Ataques de cães nas ruas de Cascavel aumentaram, com 39 casos registrados no ano passado, levando autoridades a reforçar fiscalização e chamar atenção para a necessidade de manter a rédea curta e adestrar os animais.
O cão, conhecido como o “melhor amigo do homem”, ocupa posições importantes em muitos lares, sendo considerado um verdadeiro membro da família. Nos últimos anos, o mercado pet cresceu, oferecendo alimentos, brinquedos e até festas para os pets, que agora têm portas abertas em shoppings e espaços exclusivos.
Novos edifícios são planejados pensando no bem‑estar dos animais, que recebem carinho e alegria de seus donos.

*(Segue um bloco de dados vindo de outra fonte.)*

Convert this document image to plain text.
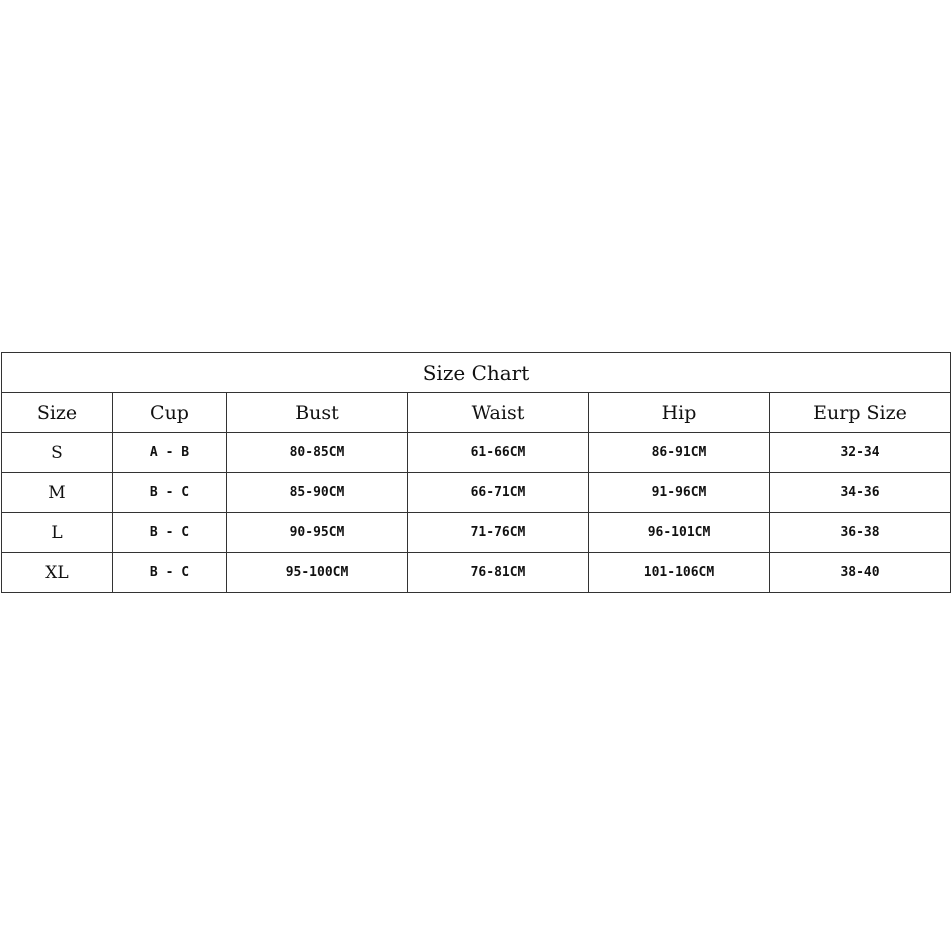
Size Chart					
Size	Cup	Bust	Waist	Hip	Eurp Size
S	A - B	80-85CM	61-66CM	86-91CM	32-34
M	B - C	85-90CM	66-71CM	91-96CM	34-36
L	B - C	90-95CM	71-76CM	96-101CM	36-38
XL	B - C	95-100CM	76-81CM	101-106CM	38-40
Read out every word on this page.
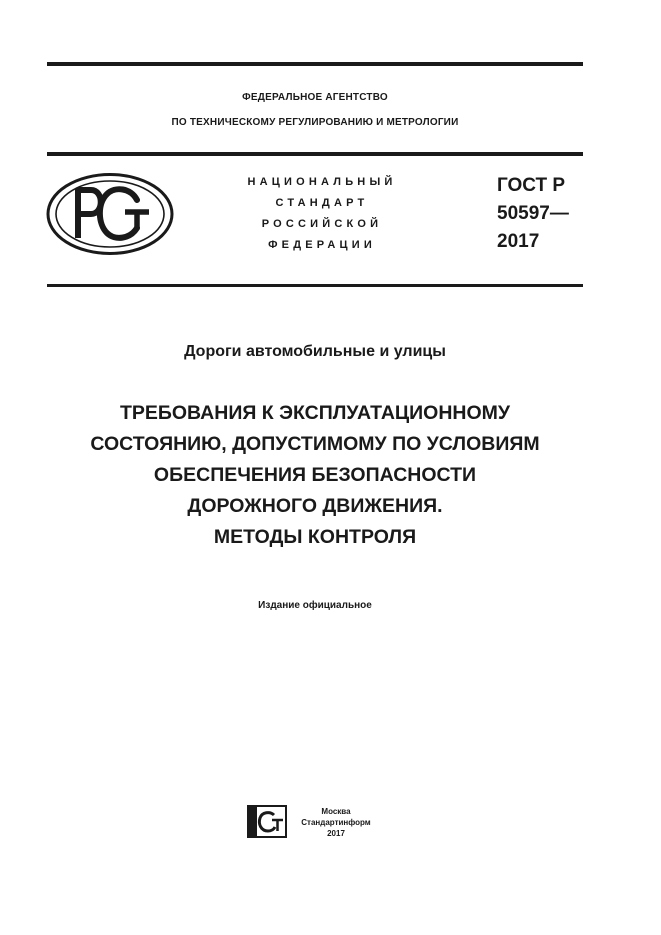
ФЕДЕРАЛЬНОЕ АГЕНТСТВО
ПО ТЕХНИЧЕСКОМУ РЕГУЛИРОВАНИЮ И МЕТРОЛОГИИ
НАЦИОНАЛЬНЫЙ
СТАНДАРТ
РОССИЙСКОЙ
ФЕДЕРАЦИИ
ГОСТ Р
50597—
2017
Дороги автомобильные и улицы
ТРЕБОВАНИЯ К ЭКСПЛУАТАЦИОННОМУ
СОСТОЯНИЮ, ДОПУСТИМОМУ ПО УСЛОВИЯМ
ОБЕСПЕЧЕНИЯ БЕЗОПАСНОСТИ
ДОРОЖНОГО ДВИЖЕНИЯ.
МЕТОДЫ КОНТРОЛЯ
Издание официальное
Москва
Стандартинформ
2017
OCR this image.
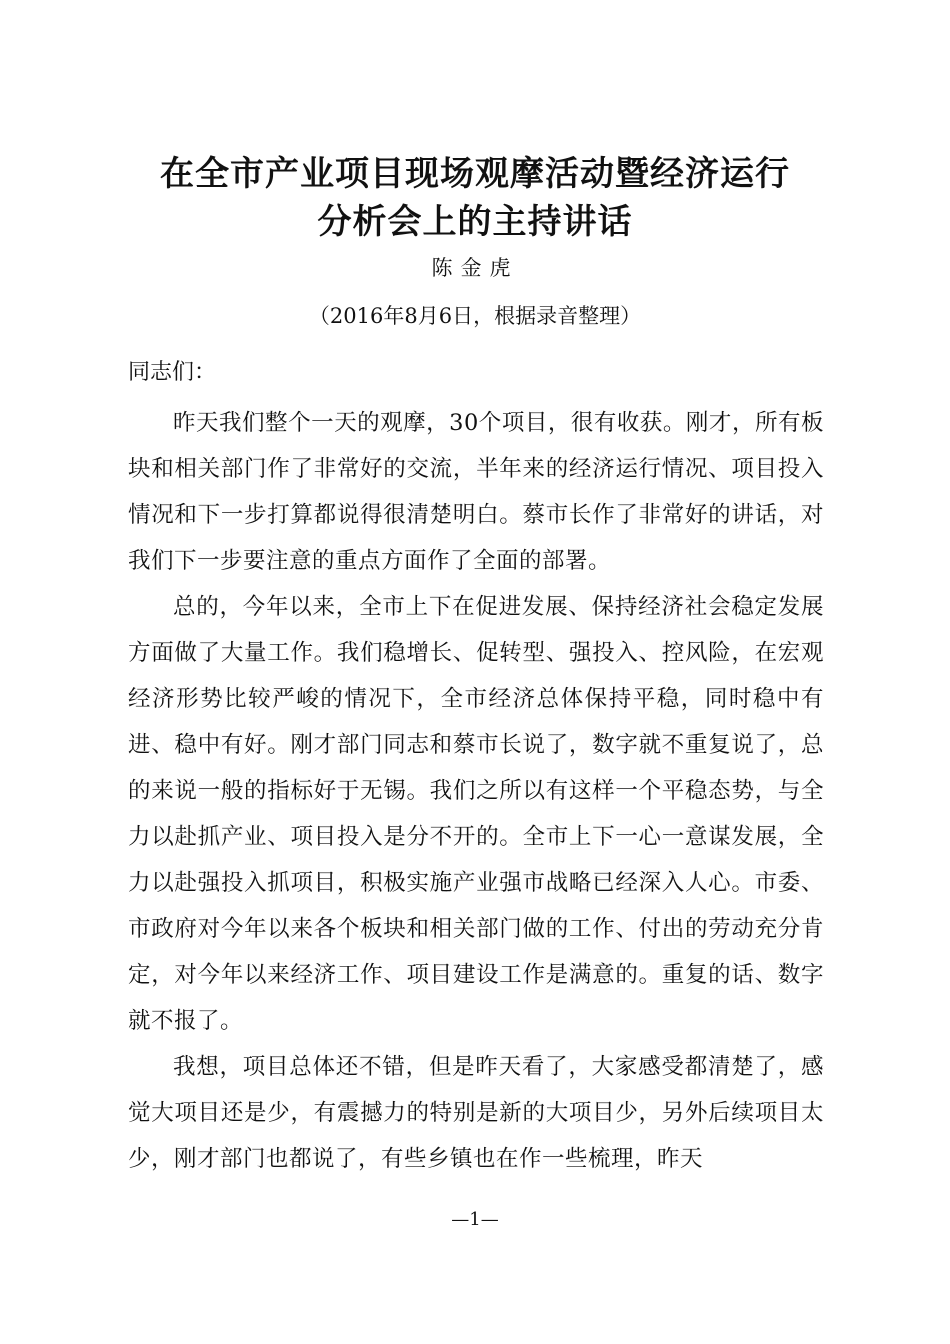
在全市产业项目现场观摩活动暨经济运行
分析会上的主持讲话
陈金虎
（2016年8月6日，根据录音整理）
同志们：

昨天我们整个一天的观摩，30个项目，很有收获。刚才，所有板块和相关部门作了非常好的交流，半年来的经济运行情况、项目投入情况和下一步打算都说得很清楚明白。蔡市长作了非常好的讲话，对我们下一步要注意的重点方面作了全面的部署。

总的，今年以来，全市上下在促进发展、保持经济社会稳定发展方面做了大量工作。我们稳增长、促转型、强投入、控风险，在宏观经济形势比较严峻的情况下，全市经济总体保持平稳，同时稳中有进、稳中有好。刚才部门同志和蔡市长说了，数字就不重复说了，总的来说一般的指标好于无锡。我们之所以有这样一个平稳态势，与全力以赴抓产业、项目投入是分不开的。全市上下一心一意谋发展，全力以赴强投入抓项目，积极实施产业强市战略已经深入人心。市委、市政府对今年以来各个板块和相关部门做的工作、付出的劳动充分肯定，对今年以来经济工作、项目建设工作是满意的。重复的话、数字就不报了。

我想，项目总体还不错，但是昨天看了，大家感受都清楚了，感觉大项目还是少，有震撼力的特别是新的大项目少，另外后续项目太少，刚才部门也都说了，有些乡镇也在作一些梳理，昨天

—1—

Independentemente de raça, tamanho, cor ou latido, os cães encantam crianças e idosos e são cada vez mais protegidos por leis e pelos donos, que investem mensalmente em banho, vacina, remédio e, quando necessário, em hospitais especializados. O avanço do “mundo animal” na última década reflete o amor e carinho que os animais dão aos humanos.
Entretanto, nem todo cão é amigo. No ano passado, vários ataques nas ruas de Cascavel, principalmente por raças consideradas agressivas como pitbull e rottweiler, acenderam um alerta sobre a confiabilidade dos animais.